Side note, not sure if your search/data is more complicated than it looks, but are you sure you need to be doing a join? Any reason you can't just do stats values(stuff) as M values(otherStuff) as N by key
I had to make a few more tweaks. Because the initial search is doing stats on each set of results, the output of the search (and thus the join) is not a "stream" but a stats table. Despite my belief that my columns were already multi-values, they were not (apparently) and I had to split them. Because it was table, streamstats didn't work.

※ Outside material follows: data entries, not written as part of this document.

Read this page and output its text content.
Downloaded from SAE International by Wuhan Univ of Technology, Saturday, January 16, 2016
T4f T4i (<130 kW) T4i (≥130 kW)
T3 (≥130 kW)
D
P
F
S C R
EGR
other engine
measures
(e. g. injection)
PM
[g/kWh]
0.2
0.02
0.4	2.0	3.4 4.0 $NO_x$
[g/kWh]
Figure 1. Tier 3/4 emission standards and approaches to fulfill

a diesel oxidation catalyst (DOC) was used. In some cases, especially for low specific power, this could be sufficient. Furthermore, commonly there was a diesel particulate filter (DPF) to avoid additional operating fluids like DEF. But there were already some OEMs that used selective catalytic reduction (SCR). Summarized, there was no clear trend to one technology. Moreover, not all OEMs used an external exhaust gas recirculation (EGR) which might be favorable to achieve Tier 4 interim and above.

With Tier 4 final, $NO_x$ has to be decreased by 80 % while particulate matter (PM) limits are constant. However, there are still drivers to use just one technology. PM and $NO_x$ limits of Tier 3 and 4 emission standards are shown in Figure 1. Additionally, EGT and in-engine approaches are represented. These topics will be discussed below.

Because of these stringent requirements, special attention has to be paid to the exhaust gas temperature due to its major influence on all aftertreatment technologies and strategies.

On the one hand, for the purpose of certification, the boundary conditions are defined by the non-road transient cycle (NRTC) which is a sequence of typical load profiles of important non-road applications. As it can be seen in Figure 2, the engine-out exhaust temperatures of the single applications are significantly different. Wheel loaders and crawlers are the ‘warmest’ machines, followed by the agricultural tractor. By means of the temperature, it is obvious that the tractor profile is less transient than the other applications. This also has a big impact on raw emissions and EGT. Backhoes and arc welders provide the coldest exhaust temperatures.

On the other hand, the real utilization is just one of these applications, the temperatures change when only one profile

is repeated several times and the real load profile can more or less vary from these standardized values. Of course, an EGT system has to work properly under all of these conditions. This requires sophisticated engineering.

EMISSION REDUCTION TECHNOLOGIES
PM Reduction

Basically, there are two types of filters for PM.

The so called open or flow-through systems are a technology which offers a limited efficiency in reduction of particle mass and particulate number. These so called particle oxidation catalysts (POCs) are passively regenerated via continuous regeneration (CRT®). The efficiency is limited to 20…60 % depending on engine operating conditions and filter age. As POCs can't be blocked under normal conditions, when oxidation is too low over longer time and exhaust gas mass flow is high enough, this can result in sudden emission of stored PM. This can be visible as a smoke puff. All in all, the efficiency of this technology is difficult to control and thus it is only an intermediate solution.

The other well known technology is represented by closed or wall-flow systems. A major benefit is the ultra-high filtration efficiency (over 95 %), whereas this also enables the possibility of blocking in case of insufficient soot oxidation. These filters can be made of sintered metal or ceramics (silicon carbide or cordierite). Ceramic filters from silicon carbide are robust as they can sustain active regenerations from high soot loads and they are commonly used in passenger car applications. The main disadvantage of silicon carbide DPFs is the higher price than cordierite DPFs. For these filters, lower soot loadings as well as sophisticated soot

A simple switch to "stats" did the trick,
So the final answer is:
... | eval tmp = mvappend(split(colA, " "), split(colB, " "))
| stats count by key,tmp
| eval result=if(count=1,tmp,"")
| fields - count tmp
mvcombine result
This works if I replace | eval tmp = split(mvjoin(mvzip(colA,colB),","),",")
with | eval tmp = mvappend(colA,colB)
.
Try this
search key=* | stats values(stuff) as M by key | sort M |
join type=left key [ search key=* | stats values(otherstuff) as N | sort N ]
| eval merged=mvappend(M, N)
| eval unique=mvdedup(merged)
I downvoted this post because this is just a dedup'ed union. i'm looking for the elements on cola that are not in colb.